SharePad graphs can tell the story:


Source: SharePad

The share price has responded to the increasing ROE over the 8 years since the financial crisis, which in turn has been driven by the increasing operating margins. While over the last two years the share price has re-trenched as the recovery turned to growth and now it would appear a phase of capex has yet to bear fruit while the recent era of growth is slowing. This is a lifecycle many companies undergo and is healthy, although stock market analysts have a tendency to forecast in straight lines. Analysts were forced to revise down their forecasts at the end of last year when the company informed them that automotive markets were slower.


Analysts now expect no growth in PBT between 2020 and 2022. The slower automotive market may be cyclical and pick up again, or it may be a secular long-term trend as vehicles move to electric. In both situations a company would normally go through a period of investment and enter new markets and/or gain market share to replace the decline making it well placed to recover. Note that the capex picked up very strongly on the chart above in 2018 and 2019 and the company is gaining market share in a slower market. The capex is largely around Project Atlas integrating the group’s IT infrastructure, and underlying rules, processes and practices alongside investment in the companies’ talent platform. If the company aims to continue to harness growth from Asia this will be important.

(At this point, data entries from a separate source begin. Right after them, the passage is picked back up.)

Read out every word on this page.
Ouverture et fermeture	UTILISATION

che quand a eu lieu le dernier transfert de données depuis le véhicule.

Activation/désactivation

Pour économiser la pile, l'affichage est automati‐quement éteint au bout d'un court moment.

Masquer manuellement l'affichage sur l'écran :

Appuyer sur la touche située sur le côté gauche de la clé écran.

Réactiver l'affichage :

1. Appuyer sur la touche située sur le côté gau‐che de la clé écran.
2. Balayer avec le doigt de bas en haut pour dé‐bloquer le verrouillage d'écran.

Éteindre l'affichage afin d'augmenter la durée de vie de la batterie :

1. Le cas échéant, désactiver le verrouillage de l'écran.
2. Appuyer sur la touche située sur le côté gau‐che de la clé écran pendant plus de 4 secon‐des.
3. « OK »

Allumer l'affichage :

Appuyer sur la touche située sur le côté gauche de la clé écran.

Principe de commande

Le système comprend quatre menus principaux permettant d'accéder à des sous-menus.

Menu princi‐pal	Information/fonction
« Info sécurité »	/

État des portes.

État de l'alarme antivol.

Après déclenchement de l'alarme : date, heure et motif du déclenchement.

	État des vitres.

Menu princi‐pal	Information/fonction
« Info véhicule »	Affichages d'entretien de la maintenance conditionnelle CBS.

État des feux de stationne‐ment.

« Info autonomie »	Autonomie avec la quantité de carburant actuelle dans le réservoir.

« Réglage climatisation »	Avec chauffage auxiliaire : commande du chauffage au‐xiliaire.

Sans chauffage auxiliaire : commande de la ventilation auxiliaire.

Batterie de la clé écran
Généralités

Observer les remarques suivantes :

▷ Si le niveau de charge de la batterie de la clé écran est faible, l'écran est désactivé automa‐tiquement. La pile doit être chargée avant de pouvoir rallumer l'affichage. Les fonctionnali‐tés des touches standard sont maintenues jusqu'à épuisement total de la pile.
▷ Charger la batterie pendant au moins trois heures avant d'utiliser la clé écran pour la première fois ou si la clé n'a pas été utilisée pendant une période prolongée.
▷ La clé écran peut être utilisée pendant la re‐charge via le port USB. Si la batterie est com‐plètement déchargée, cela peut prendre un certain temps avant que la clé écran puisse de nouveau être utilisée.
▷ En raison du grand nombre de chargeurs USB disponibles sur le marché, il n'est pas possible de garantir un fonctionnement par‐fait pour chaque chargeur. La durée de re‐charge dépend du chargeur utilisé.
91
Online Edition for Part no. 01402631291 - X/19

The company trades on a PE of 14.7X the forecast earnings which is at the lower end of its historical valuation range. This SharePad table of historic PE’s illustrates:

Source: SharePad

The yield however is a modest 2.3%.


There is a high-quality shareholder list. The largest shareholder, shown as Castlefield, is Keith Ashworth-Lord’s UK Buffetology fund where he applies Buffet-like principles to emerging companies. The second largest is Liontrust where the stock is held by the economic advantage team who invest in companies where management own at least 3% of the quoted equity and the company has a sustainable economic advantage. Note that Michael Timms who was an original founder of the Uckfield business still owns 5.5% of the company.

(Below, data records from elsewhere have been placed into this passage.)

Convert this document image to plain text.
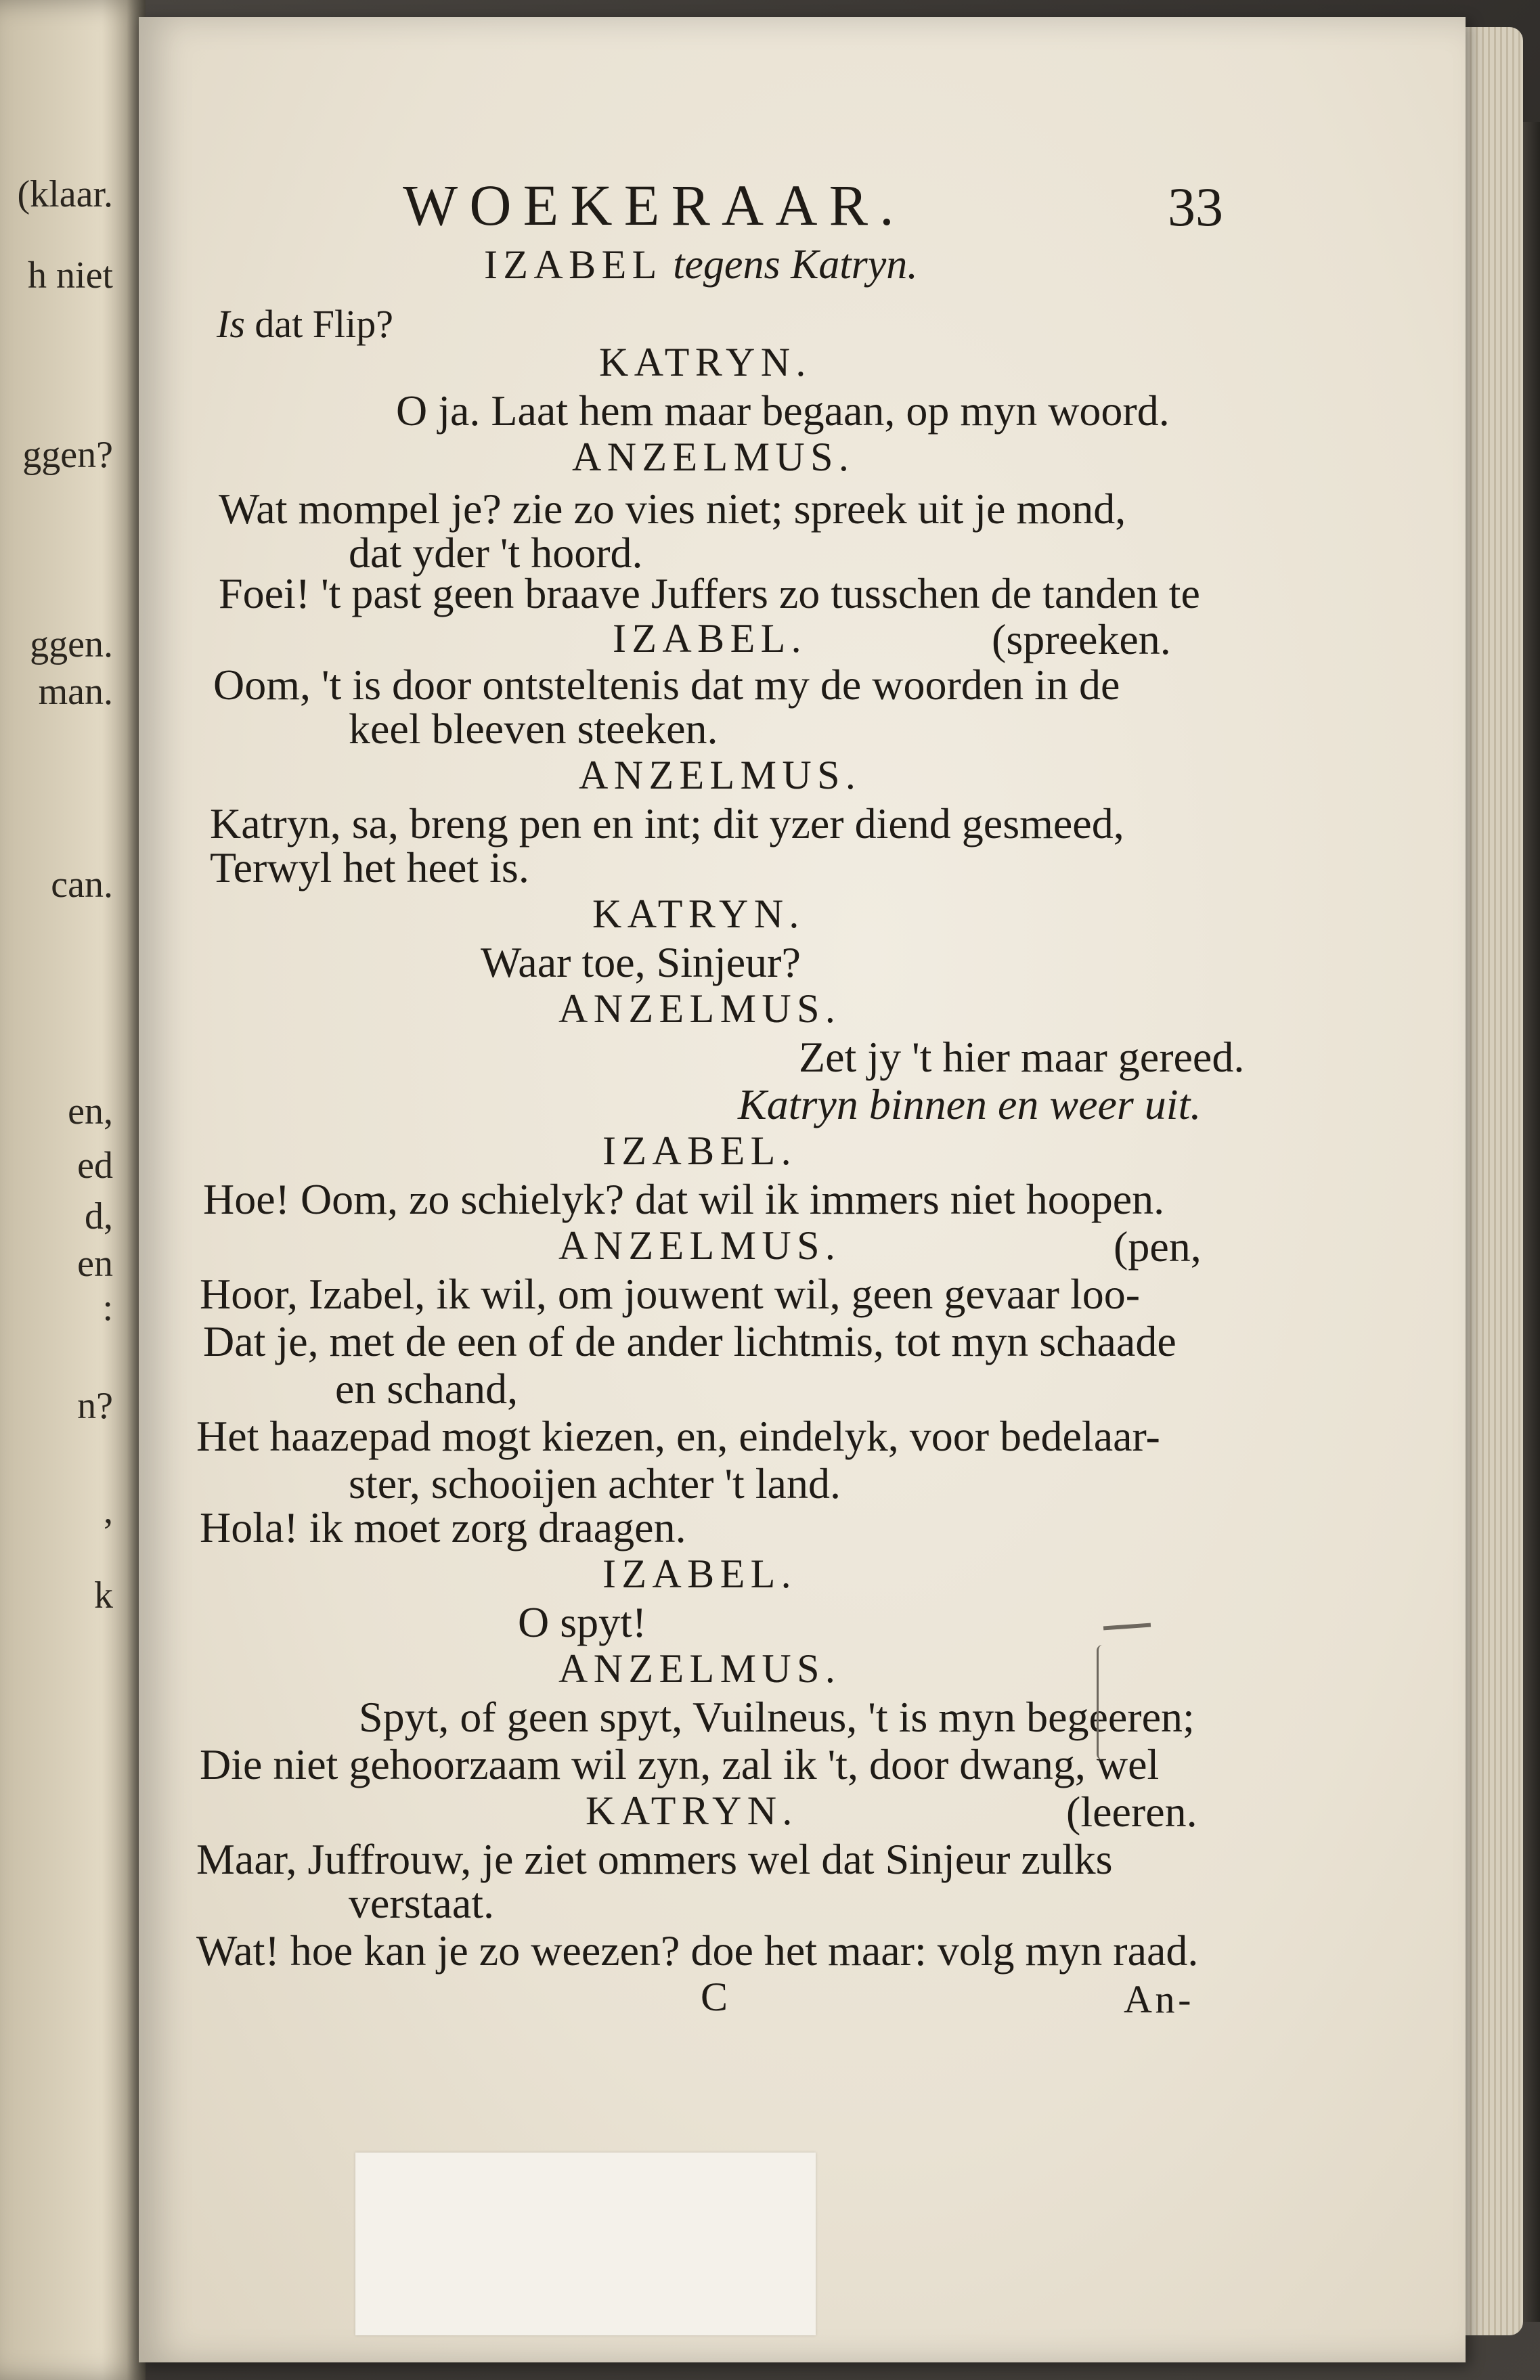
(klaar.
h niet
ggen?
ggen.
man.
can.
en,
ed
d,
en
:
n?
,
k
WOEKERAAR.	33
IZABEL tegens Katryn.
Is dat Flip?
KATRYN.
O ja. Laat hem maar begaan, op myn woord.
ANZELMUS.
Wat mompel je? zie zo vies niet; spreek uit je mond,
dat yder 't hoord.
Foei! 't past geen braave Juffers zo tusschen de tanden te
IZABEL.	(spreeken.
Oom, 't is door ontsteltenis dat my de woorden in de
keel bleeven steeken.
ANZELMUS.
Katryn, sa, breng pen en int; dit yzer diend gesmeed,
Terwyl het heet is.
KATRYN.
Waar toe, Sinjeur?
ANZELMUS.
Zet jy 't hier maar gereed.
Katryn binnen en weer uit.
IZABEL.
Hoe! Oom, zo schielyk? dat wil ik immers niet hoopen.
ANZELMUS.	(pen,
Hoor, Izabel, ik wil, om jouwent wil, geen gevaar loo-
Dat je, met de een of de ander lichtmis, tot myn schaade
en schand,
Het haazepad mogt kiezen, en, eindelyk, voor bedelaar-
ster, schooijen achter 't land.
Hola! ik moet zorg draagen.
IZABEL.
O spyt!
ANZELMUS.
Spyt, of geen spyt, Vuilneus, 't is myn begeeren;
Die niet gehoorzaam wil zyn, zal ik 't, door dwang, wel
KATRYN.	(leeren.
Maar, Juffrouw, je ziet ommers wel dat Sinjeur zulks
verstaat.
Wat! hoe kan je zo weezen? doe het maar: volg myn raad.
C	An-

The CEO, Mark Belton, earned a total of £367k having been awarded no bonus last year which is far from egregious. Three-year LTIP targets are targeted on achieving 15% p.a. EPS growth and total shareholder return 8% ahead of the FTSE small cap index total return. While I would prefer to see ROE targets in the LTIP the bonus is predicated on a minimum ROCE of 15%.

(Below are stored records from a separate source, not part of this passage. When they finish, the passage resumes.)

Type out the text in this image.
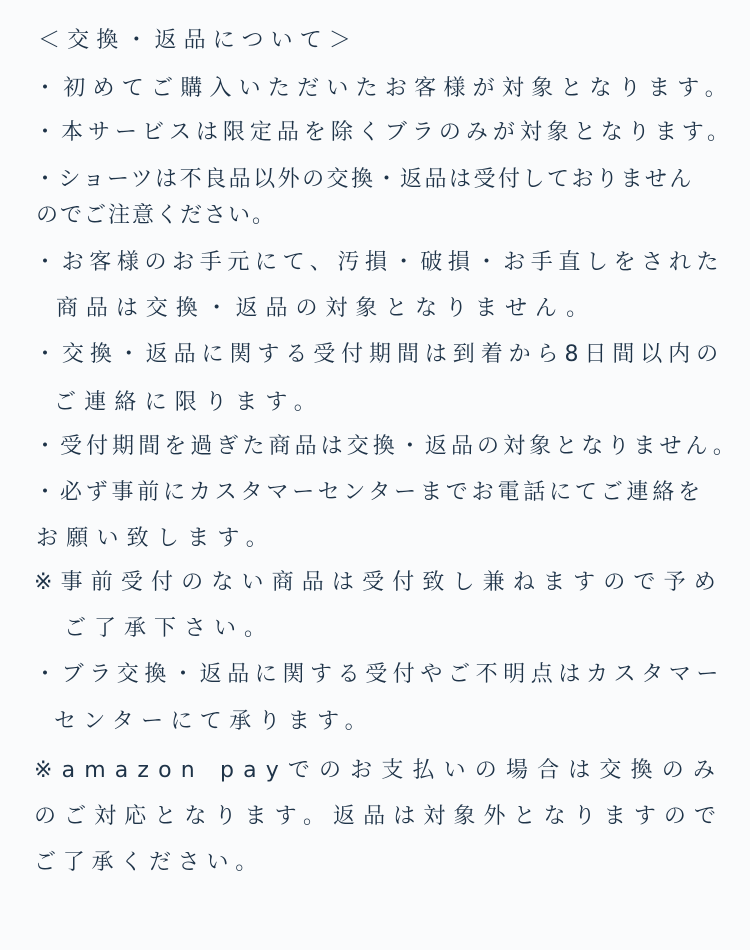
＜交換・返品について＞
・初めてご購入いただいたお客様が対象となります。
・本サービスは限定品を除くブラのみが対象となります。
・ショーツは不良品以外の交換・返品は受付しておりません
のでご注意ください。
・お客様のお手元にて、汚損・破損・お手直しをされた
商品は交換・返品の対象となりません。
・交換・返品に関する受付期間は到着から8日間以内の
ご連絡に限ります。
・受付期間を過ぎた商品は交換・返品の対象となりません。
・必ず事前にカスタマーセンターまでお電話にてご連絡を
お願い致します。
※事前受付のない商品は受付致し兼ねますので予め
ご了承下さい。
・ブラ交換・返品に関する受付やご不明点はカスタマー
センターにて承ります。
※amazon payでのお支払いの場合は交換のみ
のご対応となります。返品は対象外となりますので
ご了承ください。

This looks like it could be a typical coffee can stock set to harvest the benefits of capital moving from west to east with strong returns on capital, a high-quality culture and genuine competitive moat. Even if it just distributes nuts and bolts. If we can acquire this and forget about it during a period of investment, we may possibly find that one day distribution is deemed more important than technology and this distributor from Uckfield is the latest global hot stock.


The decisive election result in the UK has prompted a sharp re-rating of small companies. While the earnings outlook is improved this may now be discounted in share prices. The global outlook is unchanged with increasing social unrest, political tensions and high debt levels causing a crisis for capitalism. It may be that this is part of the rumblings to be expected as power moves from the west to the east, but stock markets don’t generally react well to these events. Because of this it could be a time to invest in coffee can stocks that will endure the passage of change with deep moats, a high-quality culture and an ability to access growth in Asia, all of which Trifast appears to possess.

Forthcoming Events

In line with good practise Trifast usually issues quarterly updates so we may expect a Q3 update in February as well as a pre close statement in April for the year to March.